UĞUR BÖCEĞİ*************************
Iven yine akumalanmıştı. Acilen Alya'nın çantasına gizlice mucizeyi koymalıydım. Çantamdan mucizeyi alarak Alya'nın çantasına iliştirdim. Sınıfta bir tek ben ve Alya kalmıştık.
"Ben izlemeye gidiyorum. Geliyor musun?"
"Hayır! Ben burada saklanacağım."
"Kaçırıyorsun ama?"
"Sendeki cesaret bende yok. Üzgünüm"
Çantasını Alya'ya doğru uzatmama rağmen çantayı unuttu. Çantayı alıp arkasından koşmaya başladım. Alya çok hızlıydı ve beni duymuyordu. Bir sokağın önüne geldik. Dehşete düşmüştüm. 3 tane Taş Yürek sokakta cirit atıyordu. Kara Kedi gelmişti bile. Onları durdurmaya çalışıyordu. O da ne; Taş Yüreklerden biri, Kara Kedi'yi yakalamıştı.
"BIRAK BENİ!! BİRAZ YARDIM OLSA FENA OLMAZ! UĞUR BÖCEĞİİİ NERDEESİİİN?"
O sırada Taş Yüreklerden biri, arabayı alarak Alya'ya doğru fırlattı. Yüreğim ağzıma gelmişti. Tek yakın arkadaşım saniyeler içinde arabanın altında kalacaktı. O sırada bir mucize oldu. Kara Kedi sopasını atmıştı ama Alya araba ile duvar arasına sıkışıp kalmıştı. Bir şey yapmalıydım. Alya'nın çantasından mucizeyi aldım. Küpeleri kulağıma taktım. Tikki kırmızı bir ışıkla belirdi.
"Vazgeçmeyeceğini biliyordum Marınnette!"
"Hala ikna olmuş sayılmam ama arkadaşımın başı dertte dönüşmeliyim.

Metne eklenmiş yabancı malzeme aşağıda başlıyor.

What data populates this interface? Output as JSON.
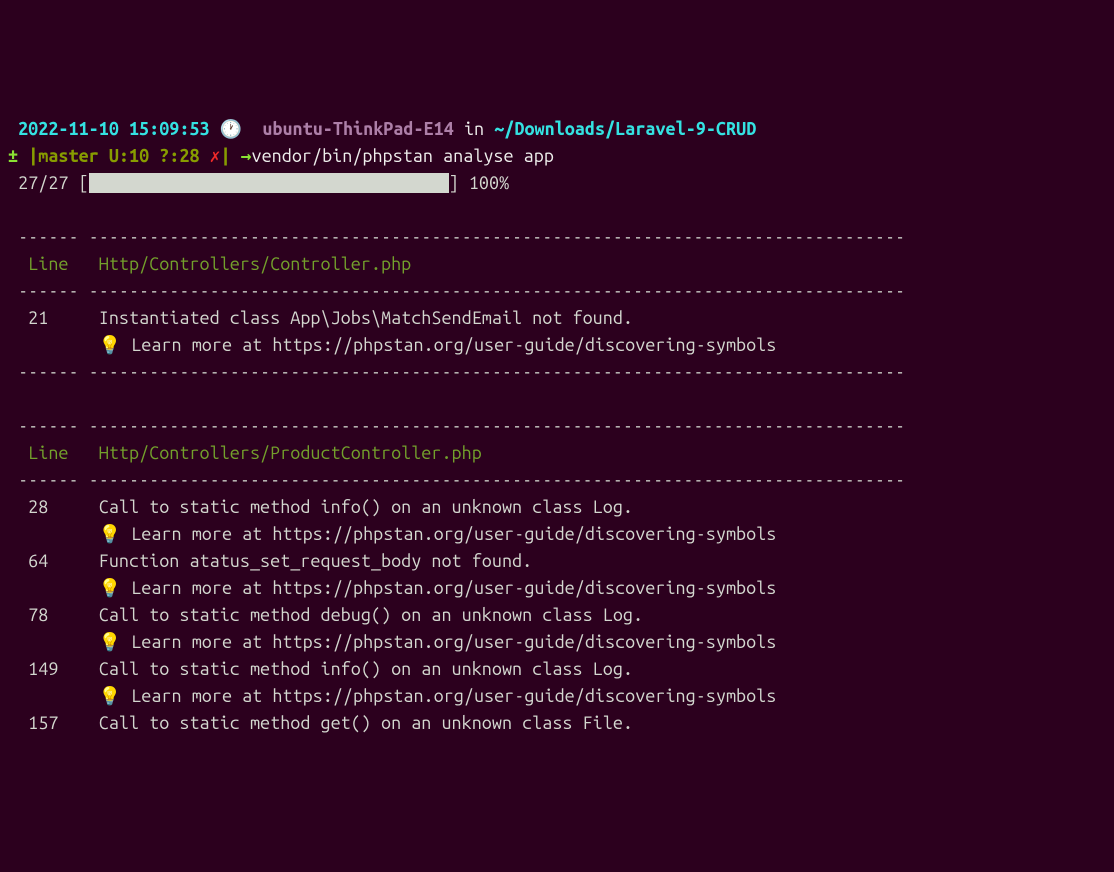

TİKKİ BENEKLER"
Yo-yomu arabaya doladım ve Alya'yı kurtardım. Nefes nefese kalmıştı. Kara Kedi'nin sopasını elime aldım ve yo-yomu atarak Kara Kedi'yi kurtarmak için yola koyuldum. Alya'nın sevinç nidaları duyuluyordu.
Taş Yüreklerden biri Kara Kedi'yi baş aşağı sallandırıyordu. Yo-yo mu atarak onu Taş Yüreğ'in elinden kurtardım.

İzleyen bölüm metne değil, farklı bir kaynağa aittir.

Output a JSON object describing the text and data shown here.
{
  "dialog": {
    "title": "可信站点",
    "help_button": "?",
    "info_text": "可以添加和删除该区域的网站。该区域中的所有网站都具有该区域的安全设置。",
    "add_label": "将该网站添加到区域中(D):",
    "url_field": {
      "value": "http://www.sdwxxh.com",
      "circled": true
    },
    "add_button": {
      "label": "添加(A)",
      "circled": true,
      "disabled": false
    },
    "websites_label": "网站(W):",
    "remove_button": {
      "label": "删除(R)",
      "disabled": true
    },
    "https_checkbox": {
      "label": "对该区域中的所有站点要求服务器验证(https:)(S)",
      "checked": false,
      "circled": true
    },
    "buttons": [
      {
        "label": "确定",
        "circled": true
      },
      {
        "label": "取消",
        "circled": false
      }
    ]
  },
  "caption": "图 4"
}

"Biraz geç kaldım özür dilerim Kara Kedi"
"Sorun değil Layd'm"
Karşıda Eiffel kulesinin tepesinde bir elinde Mylene diğer elinde Chloe' i tutuyordu. Eiffel kulesinin etrafına polisler gelmişti bile. Iven Eiffel kulesinin tepesindeki Taş Yürek olmalıydı.
"Uğur Böceği! Kara Kedi! İşi profesyonellere bırakın."

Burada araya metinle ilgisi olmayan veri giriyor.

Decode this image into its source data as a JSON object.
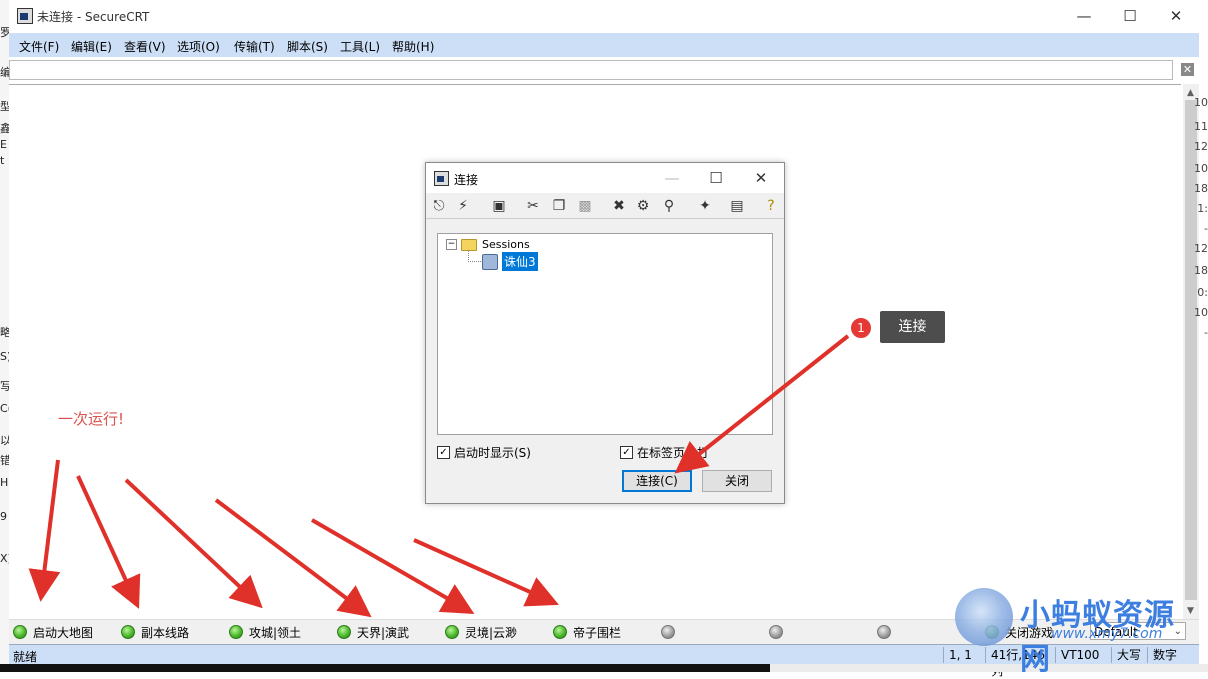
{
  "app": {
    "window_title": "未连接 - SecureCRT",
    "menus": [
      "文件(F)",
      "编辑(E)",
      "查看(V)",
      "选项(O)",
      "传输(T)",
      "脚本(S)",
      "工具(L)",
      "帮助(H)"
    ],
    "address_value": ""
  },
  "left_strip": [
    "罗",
    "编",
    "型",
    "鑫",
    "E",
    "t",
    "略",
    "S)",
    "写",
    "C(",
    "以",
    "错",
    "H",
    "9",
    "X)"
  ],
  "right_strip": [
    "10",
    "11",
    "12",
    "10",
    "18",
    "1:",
    "-",
    "12",
    "18",
    "0:",
    "10",
    "-"
  ],
  "button_bar": {
    "buttons": [
      {
        "label": "启动大地图",
        "led": "green"
      },
      {
        "label": "副本线路",
        "led": "green"
      },
      {
        "label": "攻城|领土",
        "led": "green"
      },
      {
        "label": "天界|演武",
        "led": "green"
      },
      {
        "label": "灵境|云渺",
        "led": "green"
      },
      {
        "label": "帝子围栏",
        "led": "green"
      },
      {
        "label": "",
        "led": "gray"
      },
      {
        "label": "",
        "led": "gray"
      },
      {
        "label": "",
        "led": "gray"
      },
      {
        "label": "关闭游戏",
        "led": "green"
      }
    ],
    "selector_value": "Default"
  },
  "status_bar": {
    "state": "就绪",
    "cursor": "1,   1",
    "size": "41行,146列",
    "terminal": "VT100",
    "caps": "大写",
    "num": "数字"
  },
  "dialog": {
    "title": "连接",
    "toolbar_icons": [
      "connect-icon",
      "quick-connect-icon",
      "new-session-icon",
      "cut-icon",
      "copy-icon",
      "paste-icon",
      "delete-icon",
      "properties-icon",
      "find-icon",
      "new-folder-icon",
      "desktop-icon",
      "help-icon"
    ],
    "tree_root": "Sessions",
    "session_name": "诛仙3",
    "checkbox_show_on_startup": "启动时显示(S)",
    "checkbox_open_in_tab": "在标签页中打",
    "connect_button": "连接(C)",
    "close_button": "关闭"
  },
  "annotations": {
    "callout_number": "1",
    "callout_label": "连接",
    "run_once_text": "一次运行!"
  },
  "watermark": {
    "brand": "小蚂蚁资源网",
    "url": "www.xmy7.com"
  },
  "colors": {
    "menubar": "#ccdff7",
    "selection": "#0078d7",
    "annotation_red": "#d9534f",
    "led_green": "#4bb82a"
  }
}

Haklıydı her şeyi ben mahfetmiştim.
"O haklı Kedi. Her şeyi ben mahfettim. Ben iyi bir kahraman değilim."yanaklarımdan yaşlar süzülüyordu.
"Sakın böyle düşünme Layd'm. Her insan hata yapar."
Bir anda bana sarıldı. İçim kıpır kıpır olmuştu. Ayrıca çok motive olmuştum.
O sırada Iven dışındaki tüm Taş kalplerin akuması çıkarak Eiffel kulesinin tepesinde bir insan kafası oluşturdular"UĞUR BÖCEĞİ KARA KEDİ, BEN HAWK - MONTH. İNSANLARI BU KADAR HUZURSUZLUĞA UĞRATTIĞINIZ YETER! BANA MUCİZELERİNİZİ VERİN VE KURTULUN" Alkışlayarak öne doğru yürüdüm. "Çok güzel numara Hawk-month... NERDE OLURSAN OL SENİ BULACAĞIZ VE MUCİZENİ BİZE VERECEKSİN!
*************************KARA KEDİ
Bir anda yo-yosunu attı ve havaya uçtu. Yo-yosu ile tüm akumaları yakaladı ve bembeyaz kelebekleri Paris'e saldı. Ben ise sadece onu hayranlıkla izliyordum.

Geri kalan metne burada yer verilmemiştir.